I’ve worked out how the lapband works. It makes you hate eating so much, you don’t want to do it anymore. Ta dah! Net result? You lose weight! You also feel tired, and irritable, and like you are going to have to eat steamed fish FOR THE REST OF YOUR LIFE. The last two days have been absolute hell. I am not going to sugar coat it. Right now, I don’t care if I never eat another mouthful of ANYTHING. The heavy, twisting pain of something being stuck, and the inevitable double time walk to the toilet to hack up whatever is stuck there is demoralising and exhausting. Don’t give me fucking platitudes about how “it will all be worth it” or about how “brave” I am. I’m not bloody brave. I’m desperate. Desperate for this process to work, to change my relationship with food (so far, mission accomplished), and to be something I can live with for the rest of my life. I know things will get better, the band will be adjusted, it will start to settle down. But right now? RIGHT NOW I DONT BLOODY CARE. I feel Iike shit. I am sore, I am sad, and I am incredibly tired. I was warned this would be a side effect for a while, but it’s affecting everything. Starting tomorrow I will have to try not to speak to the husband and kids, cause I don’t KNOW what is going to come out of my tired, pissed off brain.
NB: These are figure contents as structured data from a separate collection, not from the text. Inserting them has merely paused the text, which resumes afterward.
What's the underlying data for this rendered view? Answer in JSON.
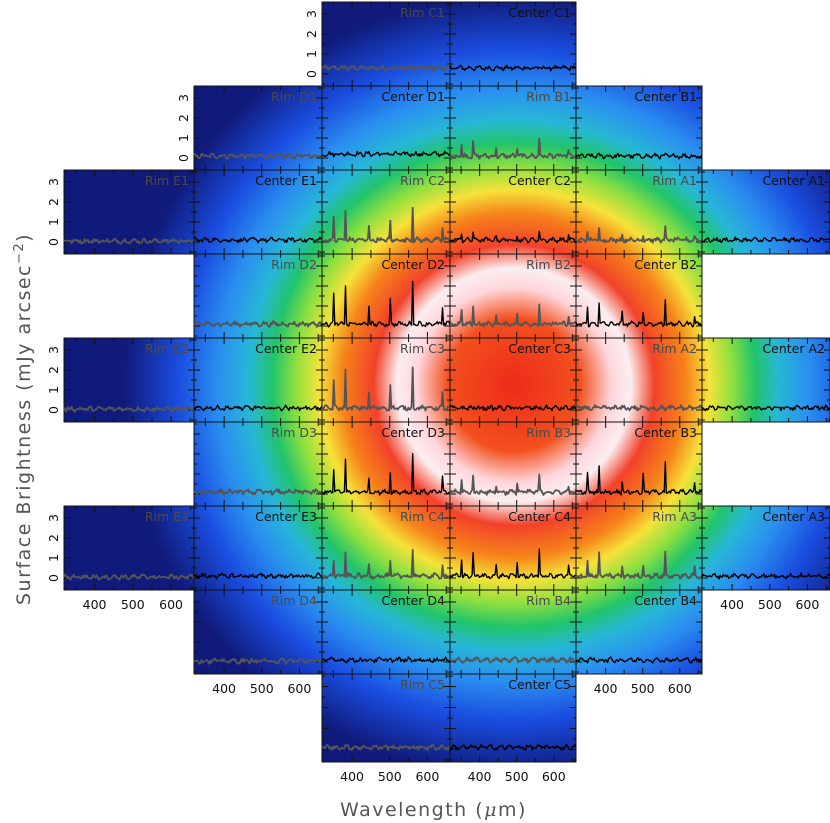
{
  "chart_data": {
    "type": "line",
    "ylabel": "Surface Brightness (mJy arcsec",
    "ylabel_exponent": "−2",
    "ylabel_close": ")",
    "xlabel_prefix": "Wavelength (",
    "xlabel_mu": "μ",
    "xlabel_suffix": "m)",
    "xlim": [
      320,
      660
    ],
    "ylim": [
      -0.6,
      3.6
    ],
    "x_ticks": [
      400,
      500,
      600
    ],
    "y_ticks": [
      0,
      1,
      2,
      3
    ],
    "background": "false-color brightness map (blue → green → yellow → red → white)",
    "series_colors": {
      "center": "#000000",
      "rim": "#555555"
    },
    "panels": [
      {
        "label": "Rim C1",
        "type": "rim",
        "level": 0.3
      },
      {
        "label": "Center C1",
        "type": "center",
        "level": 0.3
      },
      {
        "label": "Rim D1",
        "type": "rim",
        "level": 0.1
      },
      {
        "label": "Center D1",
        "type": "center",
        "level": 0.2
      },
      {
        "label": "Rim B1",
        "type": "rim",
        "level": 0.1,
        "lines": 1.0
      },
      {
        "label": "Center B1",
        "type": "center",
        "level": 0.1
      },
      {
        "label": "Rim E1",
        "type": "rim",
        "level": 0.05
      },
      {
        "label": "Center E1",
        "type": "center",
        "level": 0.1
      },
      {
        "label": "Rim C2",
        "type": "rim",
        "level": 0.1,
        "lines": 2.0
      },
      {
        "label": "Center C2",
        "type": "center",
        "level": 0.1,
        "lines": 0.6
      },
      {
        "label": "Rim A1",
        "type": "rim",
        "level": 0.1,
        "lines": 0.7
      },
      {
        "label": "Center A1",
        "type": "center",
        "level": 0.1
      },
      {
        "label": "Rim D2",
        "type": "rim",
        "level": 0.1
      },
      {
        "label": "Center D2",
        "type": "center",
        "level": 0.1,
        "lines": 2.6
      },
      {
        "label": "Rim B2",
        "type": "rim",
        "level": 0.1,
        "lines": 1.2
      },
      {
        "label": "Center B2",
        "type": "center",
        "level": 0.1,
        "lines": 1.5
      },
      {
        "label": "Rim E2",
        "type": "rim",
        "level": 0.05
      },
      {
        "label": "Center E2",
        "type": "center",
        "level": 0.1
      },
      {
        "label": "Rim C3",
        "type": "rim",
        "level": 0.1,
        "lines": 2.4
      },
      {
        "label": "Center C3",
        "type": "center",
        "level": 0.1
      },
      {
        "label": "Rim A2",
        "type": "rim",
        "level": 0.1
      },
      {
        "label": "Center A2",
        "type": "center",
        "level": 0.1
      },
      {
        "label": "Rim D3",
        "type": "rim",
        "level": 0.1
      },
      {
        "label": "Center D3",
        "type": "center",
        "level": 0.1,
        "lines": 2.2
      },
      {
        "label": "Rim B3",
        "type": "rim",
        "level": 0.1,
        "lines": 1.0
      },
      {
        "label": "Center B3",
        "type": "center",
        "level": 0.1,
        "lines": 1.8
      },
      {
        "label": "Rim E3",
        "type": "rim",
        "level": 0.05
      },
      {
        "label": "Center E3",
        "type": "center",
        "level": 0.1
      },
      {
        "label": "Rim C4",
        "type": "rim",
        "level": 0.1,
        "lines": 1.6
      },
      {
        "label": "Center C4",
        "type": "center",
        "level": 0.1,
        "lines": 1.6
      },
      {
        "label": "Rim A3",
        "type": "rim",
        "level": 0.1,
        "lines": 1.4
      },
      {
        "label": "Center A3",
        "type": "center",
        "level": 0.1
      },
      {
        "label": "Rim D4",
        "type": "rim",
        "level": 0.05
      },
      {
        "label": "Center D4",
        "type": "center",
        "level": 0.1
      },
      {
        "label": "Rim B4",
        "type": "rim",
        "level": 0.1
      },
      {
        "label": "Center B4",
        "type": "center",
        "level": 0.1
      },
      {
        "label": "Rim C5",
        "type": "rim",
        "level": 0.1
      },
      {
        "label": "Center C5",
        "type": "center",
        "level": 0.1
      }
    ]
  }
}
I decided when I started this blog that I would be warts and all honest. I warn you now, this is probably going to get worse before it gets better, so if you can’t stay, I will understand. I need to write this down, so that when it DOES get better I can look back at where I was, at WHO I was, and see how far I have come.
If you are still reading, thanks for coming on this roller coaster with me. Hang on. It’s about to get bumpy.